Purpose of review
Currently, different modalities with regard to endometrial preparation for frozen-thawed embryo transfer (FTET) are used, the natural and artificial cycles being the most common approaches. This review is aimed to update the current knowledge about progesterone supplementation in both types of protocols.
Natural cycle-frozen-thawed embryo transfer (NC-FTET) is the favored option for women with normal ovulatory menstrual cycles and may be programmed following two different protocols: the ‘true NC-FTET’, associated with daily blood or urine luteinizing hormone measurements, and ‘modified NC-FTET’, triggering ovulation with human chorionic gonadotropin.

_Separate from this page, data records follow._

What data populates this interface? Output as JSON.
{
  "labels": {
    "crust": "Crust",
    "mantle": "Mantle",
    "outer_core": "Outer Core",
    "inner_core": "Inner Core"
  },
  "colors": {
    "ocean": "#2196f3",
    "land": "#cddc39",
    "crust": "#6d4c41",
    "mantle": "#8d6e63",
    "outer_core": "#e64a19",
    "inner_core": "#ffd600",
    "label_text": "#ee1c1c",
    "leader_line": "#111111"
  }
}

Both methods of endometrial preparation show comparable reproductive outcomes. In artificial cycle-frozen-thawed embryo transfer, estrogen and progesterone are sequentially administered, being the option of choice for women with irregular menstrual cycles. Nowadays, no differences between the different formulations of progesterone have been observed. Furthermore, there seems to be no agreement on doses and duration of progesterone supplementation during FTET.
We conclude that, according to the current available data, there is no superiority of any one regimen over another with regard to reproductive outcomes. Therefore, the final decision must be based on individualization of the treatment while considering patient characteristics prior to FTET, convenience, optimization of clinical outcomes and cost efficiency of the procedure.